I will introduce the challenges posed by the heightened use of autonomous weapons and the increasing militarization of Artificial Intelligence (AI) to the existing international legal order by appraising the relevant parts of international law: state responsibility, the law on the use of force, international humanitarian law (IHL), human rights law, and international criminal law. Most observers have rightly focused on IHL (or the law of armed conflict); however, it is essential to determine the impact on the totality of the legal framework governing international relations. Additionally, I will also examine the diplomatic efforts, obstacles, and opportunities at the United Nations, since 2014 to create a new treaty on autonomous weapons by explaining the role of key actors involved: states, scientists, the International Committee of the Red Cross, civil society, and the Stop Killer Robots Campaign, to determine what the prospects for future regulation will be.

Ariel Conn, heads the IEEE-SA Research Group on Issues of Autonomy and AI for Defense Systems, and she led the effort behind the document, the Ethical and technical challenges in the development, use, and governance of autonomous weapons systems

A lot of work has been done to identify and clarify ethical and legal concerns regarding autonomous weapons systems (AWS), and many ethical principles have been broadly agreed upon.
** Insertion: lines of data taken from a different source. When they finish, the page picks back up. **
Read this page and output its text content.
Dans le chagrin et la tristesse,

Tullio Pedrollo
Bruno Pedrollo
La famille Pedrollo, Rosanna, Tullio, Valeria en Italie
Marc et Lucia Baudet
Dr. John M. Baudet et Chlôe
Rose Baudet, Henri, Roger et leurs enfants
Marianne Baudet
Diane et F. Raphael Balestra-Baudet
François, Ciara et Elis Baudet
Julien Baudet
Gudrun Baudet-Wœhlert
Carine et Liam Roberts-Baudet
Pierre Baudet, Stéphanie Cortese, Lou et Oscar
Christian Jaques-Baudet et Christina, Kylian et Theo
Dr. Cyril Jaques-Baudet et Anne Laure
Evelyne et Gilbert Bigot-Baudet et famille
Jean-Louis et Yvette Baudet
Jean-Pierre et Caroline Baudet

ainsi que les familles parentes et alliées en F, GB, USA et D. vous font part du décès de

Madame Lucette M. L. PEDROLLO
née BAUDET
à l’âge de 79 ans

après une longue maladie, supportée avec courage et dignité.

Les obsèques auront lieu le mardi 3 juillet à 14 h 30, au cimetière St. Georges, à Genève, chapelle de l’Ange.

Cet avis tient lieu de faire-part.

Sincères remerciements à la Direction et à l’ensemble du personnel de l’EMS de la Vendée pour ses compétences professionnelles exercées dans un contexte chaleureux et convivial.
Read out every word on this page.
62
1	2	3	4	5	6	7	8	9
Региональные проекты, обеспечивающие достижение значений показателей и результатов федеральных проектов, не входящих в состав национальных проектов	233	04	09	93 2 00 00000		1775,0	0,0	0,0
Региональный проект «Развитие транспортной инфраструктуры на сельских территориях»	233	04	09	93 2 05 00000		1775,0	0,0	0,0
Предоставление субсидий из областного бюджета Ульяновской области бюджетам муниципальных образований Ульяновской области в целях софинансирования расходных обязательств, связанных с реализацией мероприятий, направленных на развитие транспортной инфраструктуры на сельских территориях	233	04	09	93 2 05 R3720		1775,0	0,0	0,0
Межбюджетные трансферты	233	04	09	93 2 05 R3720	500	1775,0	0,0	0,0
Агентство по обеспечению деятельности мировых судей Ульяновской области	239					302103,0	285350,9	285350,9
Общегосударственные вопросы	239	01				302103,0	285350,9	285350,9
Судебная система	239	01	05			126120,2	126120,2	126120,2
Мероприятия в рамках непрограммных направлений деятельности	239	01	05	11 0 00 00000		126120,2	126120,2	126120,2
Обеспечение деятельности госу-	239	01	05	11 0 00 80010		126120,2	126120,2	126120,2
However, these principles are not easily translated into programmable code, and much of the terminology in the principles can be vague or inconsistently defined among disparate groups. The IEEE-SA convened a small group of experts to look at various sets of principles from a more technical, pragmatic perspective. The group identified 10 categories of challenges that need to be addressed in order to transform high-level ethical principles associated with AWS into practice. I’ll review the work of the IEEE-SA report, with a special focus on the challenges that get to some of the most fundamental ethical and technical questions in the AWS debates: How realistic is it to expect a human to “control” an AWS, and if direct control of the system isn’t possible, how well can the outcome of using the system be predicted and/or controlled?